Сентябрь - чудный месяц! Хотя дни становятся короче и короче, дают о себе знать первые заморозки по ночам, но каменные ступени лестницы, ведущей к озеру, хранят летнее тепло, по утрам Ботанический сад окутывает туман и делает всё вокруг таинственнее. Ночью прошёл первый осенний дождик. Солнце тускло и мягко светится сквозь туман – день обещает быть солнечным, ясным. Пётр заметил стрекозу – последнюю гостью лета. Он следил за её движениями и думал, что человек находится в странных отношениях с природой – всю жизнь ей подражает, но никогда не научиться быть таким же, невесомым, как стрекоза, парить, как птицы – природа непостижима. Он смотрел на полёт стрекозы, затаив дыхание: как легко ей даётся полёт! А ему? Ему? Он прыгнул – большое жэте – и рассмеялся. Какое мальчишество! Хорошо, что ещё рано, и никто не видит, как он пытается подражать – нет, соперничать! – со стрекозой. Природа любит напоминать нам о пределе человеческих возможностей. Только вчера на спектакле он казался себе слитым с танцем, достигшем совершенства. На репетиции поссорился с балетмейстером и даже нагрубил -  хотел, чтобы с ним считались, с ним, достигшим совершенства, а эта хрупкая стрекоза вдруг устыдила его. Подумал: «Как часто мы, занятые нашими ничтожными амбициями проходим мимо природы, не способны даже воспринять её красоту и целительную силу. Но именно она помогает нам быть счастливыми». Любил одинокие прогулки с тех пор, как жил над озером. Совсем не чувствовал при этом мук одиночества, а только наслаждение от ощущения свободы, от неторопливости прогулок.
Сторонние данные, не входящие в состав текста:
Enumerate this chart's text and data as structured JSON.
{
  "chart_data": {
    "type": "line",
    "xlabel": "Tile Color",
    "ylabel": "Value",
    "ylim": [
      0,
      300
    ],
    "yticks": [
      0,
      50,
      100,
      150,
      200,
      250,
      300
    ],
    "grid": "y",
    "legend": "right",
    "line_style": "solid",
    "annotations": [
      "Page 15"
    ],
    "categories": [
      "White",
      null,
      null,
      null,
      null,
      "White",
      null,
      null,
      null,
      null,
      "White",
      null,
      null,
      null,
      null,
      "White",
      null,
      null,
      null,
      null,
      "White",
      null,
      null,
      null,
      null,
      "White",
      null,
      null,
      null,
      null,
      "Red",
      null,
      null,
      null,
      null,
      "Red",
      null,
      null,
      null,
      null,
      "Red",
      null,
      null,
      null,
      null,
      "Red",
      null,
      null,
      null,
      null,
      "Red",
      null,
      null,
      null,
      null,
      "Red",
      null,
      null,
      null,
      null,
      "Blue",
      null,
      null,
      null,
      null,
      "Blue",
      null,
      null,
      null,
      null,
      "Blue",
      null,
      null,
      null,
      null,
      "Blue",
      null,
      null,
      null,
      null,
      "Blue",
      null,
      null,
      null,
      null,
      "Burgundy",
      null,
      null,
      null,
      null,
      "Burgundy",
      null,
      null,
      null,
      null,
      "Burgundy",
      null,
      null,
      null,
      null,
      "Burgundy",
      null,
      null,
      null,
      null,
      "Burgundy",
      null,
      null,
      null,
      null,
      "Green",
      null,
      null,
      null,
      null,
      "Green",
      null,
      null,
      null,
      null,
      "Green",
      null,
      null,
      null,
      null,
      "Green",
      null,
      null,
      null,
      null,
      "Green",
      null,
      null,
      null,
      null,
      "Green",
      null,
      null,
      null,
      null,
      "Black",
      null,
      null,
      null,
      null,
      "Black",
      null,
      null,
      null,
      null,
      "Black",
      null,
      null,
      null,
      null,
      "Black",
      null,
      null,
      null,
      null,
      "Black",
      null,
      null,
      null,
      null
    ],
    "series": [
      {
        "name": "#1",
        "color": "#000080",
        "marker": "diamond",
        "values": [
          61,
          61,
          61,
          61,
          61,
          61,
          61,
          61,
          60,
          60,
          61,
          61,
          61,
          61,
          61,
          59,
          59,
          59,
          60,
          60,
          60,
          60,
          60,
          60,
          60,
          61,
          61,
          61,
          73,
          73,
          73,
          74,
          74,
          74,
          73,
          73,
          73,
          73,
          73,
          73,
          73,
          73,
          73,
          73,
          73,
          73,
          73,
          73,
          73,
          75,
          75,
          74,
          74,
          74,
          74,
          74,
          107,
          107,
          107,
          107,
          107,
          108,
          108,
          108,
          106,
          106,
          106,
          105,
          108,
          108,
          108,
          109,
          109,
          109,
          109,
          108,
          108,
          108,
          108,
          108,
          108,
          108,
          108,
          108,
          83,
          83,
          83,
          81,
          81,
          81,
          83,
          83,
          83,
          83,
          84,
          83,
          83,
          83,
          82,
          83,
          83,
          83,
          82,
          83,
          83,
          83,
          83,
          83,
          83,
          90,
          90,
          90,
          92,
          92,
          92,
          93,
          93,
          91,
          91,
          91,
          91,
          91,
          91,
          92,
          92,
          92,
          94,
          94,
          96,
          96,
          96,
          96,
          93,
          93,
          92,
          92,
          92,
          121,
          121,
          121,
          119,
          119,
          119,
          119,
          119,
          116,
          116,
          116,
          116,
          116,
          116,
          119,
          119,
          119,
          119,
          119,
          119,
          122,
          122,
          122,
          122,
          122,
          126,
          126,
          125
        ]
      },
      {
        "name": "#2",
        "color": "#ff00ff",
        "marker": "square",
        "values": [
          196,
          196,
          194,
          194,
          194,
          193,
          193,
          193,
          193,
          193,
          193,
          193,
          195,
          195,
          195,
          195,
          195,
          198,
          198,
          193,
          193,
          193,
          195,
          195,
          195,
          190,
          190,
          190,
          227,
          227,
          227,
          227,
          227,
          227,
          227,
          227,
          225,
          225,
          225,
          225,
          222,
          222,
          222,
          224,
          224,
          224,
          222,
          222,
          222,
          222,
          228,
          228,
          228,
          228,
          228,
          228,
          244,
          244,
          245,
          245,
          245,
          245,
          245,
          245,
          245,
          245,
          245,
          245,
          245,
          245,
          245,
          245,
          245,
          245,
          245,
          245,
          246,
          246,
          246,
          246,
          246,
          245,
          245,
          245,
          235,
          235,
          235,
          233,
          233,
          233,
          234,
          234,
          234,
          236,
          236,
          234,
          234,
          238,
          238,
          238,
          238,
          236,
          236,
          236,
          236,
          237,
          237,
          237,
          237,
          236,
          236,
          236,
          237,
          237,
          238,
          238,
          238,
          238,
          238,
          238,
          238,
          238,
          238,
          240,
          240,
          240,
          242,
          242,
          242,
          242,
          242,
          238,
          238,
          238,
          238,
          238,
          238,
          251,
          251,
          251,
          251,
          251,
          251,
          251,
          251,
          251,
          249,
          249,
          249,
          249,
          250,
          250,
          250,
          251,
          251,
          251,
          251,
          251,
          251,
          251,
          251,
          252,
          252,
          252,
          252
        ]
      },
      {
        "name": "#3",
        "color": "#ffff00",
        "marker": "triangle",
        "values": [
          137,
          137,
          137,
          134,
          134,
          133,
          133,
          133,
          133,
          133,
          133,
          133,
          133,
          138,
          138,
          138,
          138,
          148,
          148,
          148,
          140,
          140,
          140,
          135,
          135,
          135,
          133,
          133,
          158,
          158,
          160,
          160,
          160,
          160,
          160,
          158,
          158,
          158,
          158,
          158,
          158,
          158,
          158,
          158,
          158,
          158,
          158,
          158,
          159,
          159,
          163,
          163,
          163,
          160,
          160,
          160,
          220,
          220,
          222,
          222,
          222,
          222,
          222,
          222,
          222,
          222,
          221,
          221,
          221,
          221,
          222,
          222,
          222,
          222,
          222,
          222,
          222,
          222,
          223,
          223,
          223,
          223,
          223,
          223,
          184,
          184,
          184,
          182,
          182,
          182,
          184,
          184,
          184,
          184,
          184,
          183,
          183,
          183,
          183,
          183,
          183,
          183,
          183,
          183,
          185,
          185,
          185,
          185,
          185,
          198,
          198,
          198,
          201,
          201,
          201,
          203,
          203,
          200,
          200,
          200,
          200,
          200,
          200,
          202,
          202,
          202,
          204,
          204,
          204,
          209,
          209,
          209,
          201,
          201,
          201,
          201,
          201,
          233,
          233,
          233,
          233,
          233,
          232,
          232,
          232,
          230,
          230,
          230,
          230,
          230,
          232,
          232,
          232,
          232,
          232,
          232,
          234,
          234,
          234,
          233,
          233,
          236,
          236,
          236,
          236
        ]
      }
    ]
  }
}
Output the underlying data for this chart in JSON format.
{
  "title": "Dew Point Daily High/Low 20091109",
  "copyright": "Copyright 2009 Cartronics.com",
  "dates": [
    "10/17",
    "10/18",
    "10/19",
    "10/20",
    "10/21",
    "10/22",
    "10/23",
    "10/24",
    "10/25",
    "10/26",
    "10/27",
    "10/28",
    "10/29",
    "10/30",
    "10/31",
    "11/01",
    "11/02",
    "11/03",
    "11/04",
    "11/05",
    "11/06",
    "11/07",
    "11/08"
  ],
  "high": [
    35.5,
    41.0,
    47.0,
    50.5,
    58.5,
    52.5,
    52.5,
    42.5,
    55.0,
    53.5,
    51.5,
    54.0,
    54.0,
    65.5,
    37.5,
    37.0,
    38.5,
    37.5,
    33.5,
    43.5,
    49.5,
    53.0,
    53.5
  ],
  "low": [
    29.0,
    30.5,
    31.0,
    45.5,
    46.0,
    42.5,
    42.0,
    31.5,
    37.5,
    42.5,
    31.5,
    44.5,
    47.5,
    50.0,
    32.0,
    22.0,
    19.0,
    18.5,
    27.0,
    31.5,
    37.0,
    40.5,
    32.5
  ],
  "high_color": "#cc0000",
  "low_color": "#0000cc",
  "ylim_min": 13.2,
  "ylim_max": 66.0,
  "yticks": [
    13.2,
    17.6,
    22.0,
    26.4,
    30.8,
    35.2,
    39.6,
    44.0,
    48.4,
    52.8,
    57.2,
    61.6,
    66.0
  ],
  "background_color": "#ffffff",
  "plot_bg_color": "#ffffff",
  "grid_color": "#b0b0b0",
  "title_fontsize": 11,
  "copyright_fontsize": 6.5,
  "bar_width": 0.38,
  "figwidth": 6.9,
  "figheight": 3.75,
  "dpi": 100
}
Любовался озером, аллеями Дендрария. Думал о новой работе, с которой начинался сезон, о том, что актёр хочет выразить всех, стремился принадлежать всем, нуждался в любви многих, даже совершенно чужих людей. Как это, в сущности, странно! Думал – на что ему опереться? Где найти духовную подмогу?
Долгие годы искал её в Москве, в родном Ленинграде. Вспомнил свои ленинградские встречи и понял – та жизнь ушла. Прекрасная и горькая, голодная и радостная. Среди занятых, озабоченных людей Пётр впервые осознал это, почувствовал себя просто гостем. Да, Алла Яковлевна знала, как трудно быть первой, но никогда ей уже не узнать, что значит работать в глубинке. В провинции хорошо посредственности, она знает, что нигде большего не добьётся, и довольна. Но плохо то, что она всем навязывает свой уровень, диктует свои правила. А он в душе умирает каждый день от невозможности быть гениальным. Только эти смерти никому не видны. Зачем, зачем он так надрывает своё сердце? Но сейчас он смотрел вокруг спокойно, ясно. Может быть, спокойствие, с которым он смотрит вокруг – примирение? Принять всё, как есть – и на этом смириться? Не рваться больше никуда.
Нет, это было другое: переболевшая боль, просветление после всех невидимых смертей, что он пережил за эти двенадцать лет своей работы. Мужание души. Теперь он – стрела, летящая прямо. Он летит и слышит, как звенит воздух. Прочь сомнения. Прочь мусор жизни. Стреле не нужно ничего кроме полёта в цель.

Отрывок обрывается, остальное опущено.